The young Japanese man came toward us on the trail and he bowed ( deeply) and said excitedly in broken English, “I saw brown bear,” he pointed back down the  trail, “and two baby black bears”.  Then he beamed and said, “I like nature”.   We complemented him on his achievement of hiking California and he bowed deeply again and thanked us.   

All day long we have brief encounters with others on the trail.   Too many for me to document in detail, but it adds a very human connection while enjoying nature and pushing our bodies a bit to feel more alive.  

This is the adorable Czech couple we met.  Lumber and Jack.  She said in the beginning they both had plaid shirts.   Lol!   Jack also has a really bad case of poison oak on her legs.  

The trail in Oregon was quite soft and smooth and no blowdowns.   Then we made it to the border and it all changed.   

Rocks and blowdowns and a very dying and decaying forest.  The soil type did change, and that’s part of it, but we also need to manage our forests better.  We should be logging our National forests.   This will help clean them up and protect them from fire.  I’m climbing off my soapbox now.  

We saw a fawn and many birds and lots of flowers today.   This one looks like it’s fake. 


These tiny ones are really weird and covered hundreds of acres.  I will have to do some in investigating later to figure out what they are.  

Our destination for the day was mud springs.  When we got to where our app said the springs were and we opened the map on our app, the springs disappeared on the electronic app.   A man walked up to us at this moment and said he needed water, and did we know where some was.   He’s doing some big adventure across the western states and doesn’t have any map app and you could tell he looked down on PCT thru hikers.   He said he used paper maps and a guide book.  We were cool, he said, because we were out doing our own thing.   He shook our hands and said we looked great ( for our age!

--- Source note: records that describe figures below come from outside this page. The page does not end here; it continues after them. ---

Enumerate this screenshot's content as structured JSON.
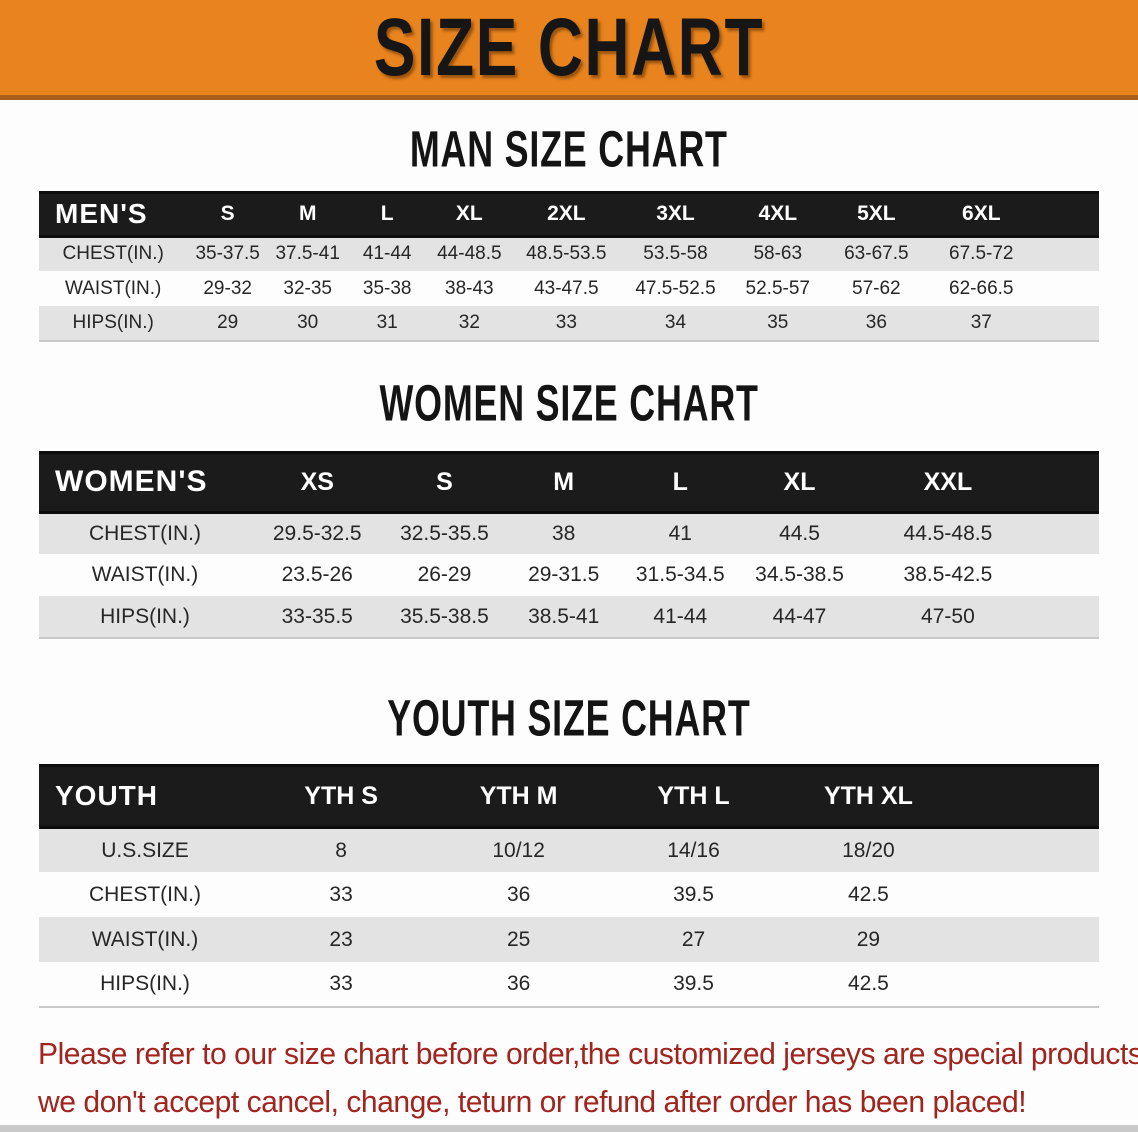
{
  "banner": {
    "title": "SIZE CHART"
  },
  "colors": {
    "banner_bg": "#E8831E",
    "banner_edge": "#AA5E17",
    "header_bar": "#1B1B1B",
    "row_gray": "#E3E3E3",
    "row_white": "#FDFDFD",
    "footer_red": "#A1241E"
  },
  "sections": [
    {
      "heading": "MAN SIZE CHART",
      "label": "MEN'S",
      "columns": [
        "S",
        "M",
        "L",
        "XL",
        "2XL",
        "3XL",
        "4XL",
        "5XL",
        "6XL"
      ],
      "rows": [
        {
          "label": "CHEST(IN.)",
          "values": [
            "35-37.5",
            "37.5-41",
            "41-44",
            "44-48.5",
            "48.5-53.5",
            "53.5-58",
            "58-63",
            "63-67.5",
            "67.5-72"
          ]
        },
        {
          "label": "WAIST(IN.)",
          "values": [
            "29-32",
            "32-35",
            "35-38",
            "38-43",
            "43-47.5",
            "47.5-52.5",
            "52.5-57",
            "57-62",
            "62-66.5"
          ]
        },
        {
          "label": "HIPS(IN.)",
          "values": [
            "29",
            "30",
            "31",
            "32",
            "33",
            "34",
            "35",
            "36",
            "37"
          ]
        }
      ]
    },
    {
      "heading": "WOMEN SIZE CHART",
      "label": "WOMEN'S",
      "columns": [
        "XS",
        "S",
        "M",
        "L",
        "XL",
        "XXL"
      ],
      "rows": [
        {
          "label": "CHEST(IN.)",
          "values": [
            "29.5-32.5",
            "32.5-35.5",
            "38",
            "41",
            "44.5",
            "44.5-48.5"
          ]
        },
        {
          "label": "WAIST(IN.)",
          "values": [
            "23.5-26",
            "26-29",
            "29-31.5",
            "31.5-34.5",
            "34.5-38.5",
            "38.5-42.5"
          ]
        },
        {
          "label": "HIPS(IN.)",
          "values": [
            "33-35.5",
            "35.5-38.5",
            "38.5-41",
            "41-44",
            "44-47",
            "47-50"
          ]
        }
      ]
    },
    {
      "heading": "YOUTH SIZE CHART",
      "label": "YOUTH",
      "columns": [
        "YTH S",
        "YTH M",
        "YTH L",
        "YTH XL"
      ],
      "rows": [
        {
          "label": "U.S.SIZE",
          "values": [
            "8",
            "10/12",
            "14/16",
            "18/20"
          ]
        },
        {
          "label": "CHEST(IN.)",
          "values": [
            "33",
            "36",
            "39.5",
            "42.5"
          ]
        },
        {
          "label": "WAIST(IN.)",
          "values": [
            "23",
            "25",
            "27",
            "29"
          ]
        },
        {
          "label": "HIPS(IN.)",
          "values": [
            "33",
            "36",
            "39.5",
            "42.5"
          ]
        }
      ]
    }
  ],
  "footer": {
    "line1": "Please refer to our size chart before order,the customized jerseys are special products,",
    "line2": "we don't accept cancel, change, teturn or refund after order has been placed!"
  }
}
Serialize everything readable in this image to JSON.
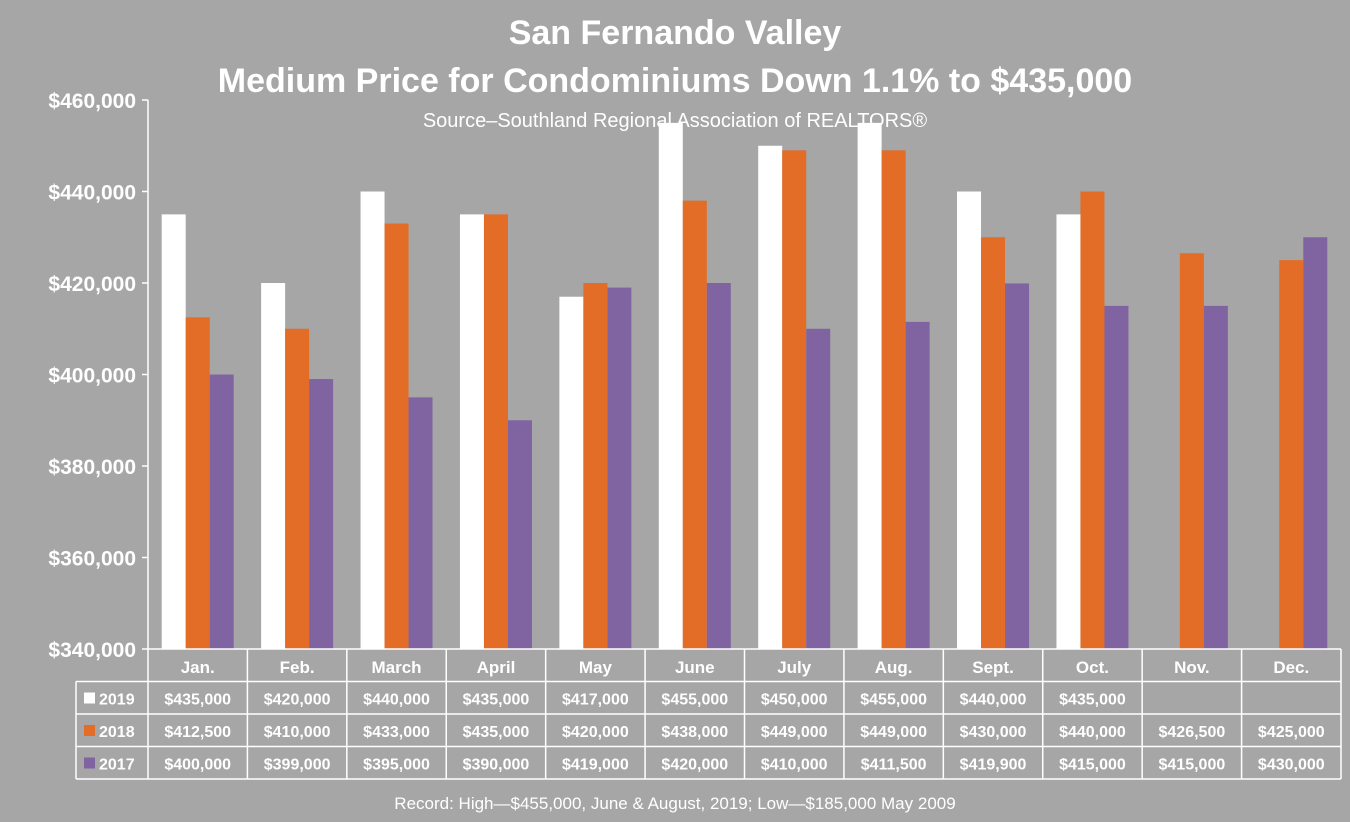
{
  "chart_data": {
    "type": "bar",
    "title": "San Fernando Valley",
    "subtitle": "Medium Price for Condominiums Down 1.1% to $435,000",
    "source": "Source–Southland Regional Association of REALTORS®",
    "footer": "Record: High—$455,000, June & August, 2019; Low—$185,000 May 2009",
    "categories": [
      "Jan.",
      "Feb.",
      "March",
      "April",
      "May",
      "June",
      "July",
      "Aug.",
      "Sept.",
      "Oct.",
      "Nov.",
      "Dec."
    ],
    "ylim": [
      340000,
      460000
    ],
    "yticks": [
      340000,
      360000,
      380000,
      400000,
      420000,
      440000,
      460000
    ],
    "ytick_labels": [
      "$340,000",
      "$360,000",
      "$380,000",
      "$400,000",
      "$420,000",
      "$440,000",
      "$460,000"
    ],
    "legend": "data-table",
    "grid": false,
    "series": [
      {
        "name": "2019",
        "color": "#ffffff",
        "values": [
          435000,
          420000,
          440000,
          435000,
          417000,
          455000,
          450000,
          455000,
          440000,
          435000,
          null,
          null
        ],
        "labels": [
          "$435,000",
          "$420,000",
          "$440,000",
          "$435,000",
          "$417,000",
          "$455,000",
          "$450,000",
          "$455,000",
          "$440,000",
          "$435,000",
          "",
          ""
        ]
      },
      {
        "name": "2018",
        "color": "#e36c26",
        "values": [
          412500,
          410000,
          433000,
          435000,
          420000,
          438000,
          449000,
          449000,
          430000,
          440000,
          426500,
          425000
        ],
        "labels": [
          "$412,500",
          "$410,000",
          "$433,000",
          "$435,000",
          "$420,000",
          "$438,000",
          "$449,000",
          "$449,000",
          "$430,000",
          "$440,000",
          "$426,500",
          "$425,000"
        ]
      },
      {
        "name": "2017",
        "color": "#8064a2",
        "values": [
          400000,
          399000,
          395000,
          390000,
          419000,
          420000,
          410000,
          411500,
          419900,
          415000,
          415000,
          430000
        ],
        "labels": [
          "$400,000",
          "$399,000",
          "$395,000",
          "$390,000",
          "$419,000",
          "$420,000",
          "$410,000",
          "$411,500",
          "$419,900",
          "$415,000",
          "$415,000",
          "$430,000"
        ]
      }
    ]
  }
}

Lol)  We did find on our map app a different spring, but it was nearly a mile in the wrong direction for us and not on trail, so we decided to continue a few miles on to a stream, while Travis the adventurer hiked off to the spring without his own map app, but pleased to have used ours.  

 Hawkeye wins again though, by noticing a very well used cow trail that led to water.   It wasn’t even on our map, but he found it with his keen observation skills and we did not have to hike two more miles in the twilight.  

We found a camping spot, just below a ridge and are enjoying watching the clouds float by and a few late hikers.  We haven’t been using the map app’s listed camp sites very often because they are crowded with all the thru hikers.  I don’t think we’ve ever section hiked against the flow of northbound hikers before.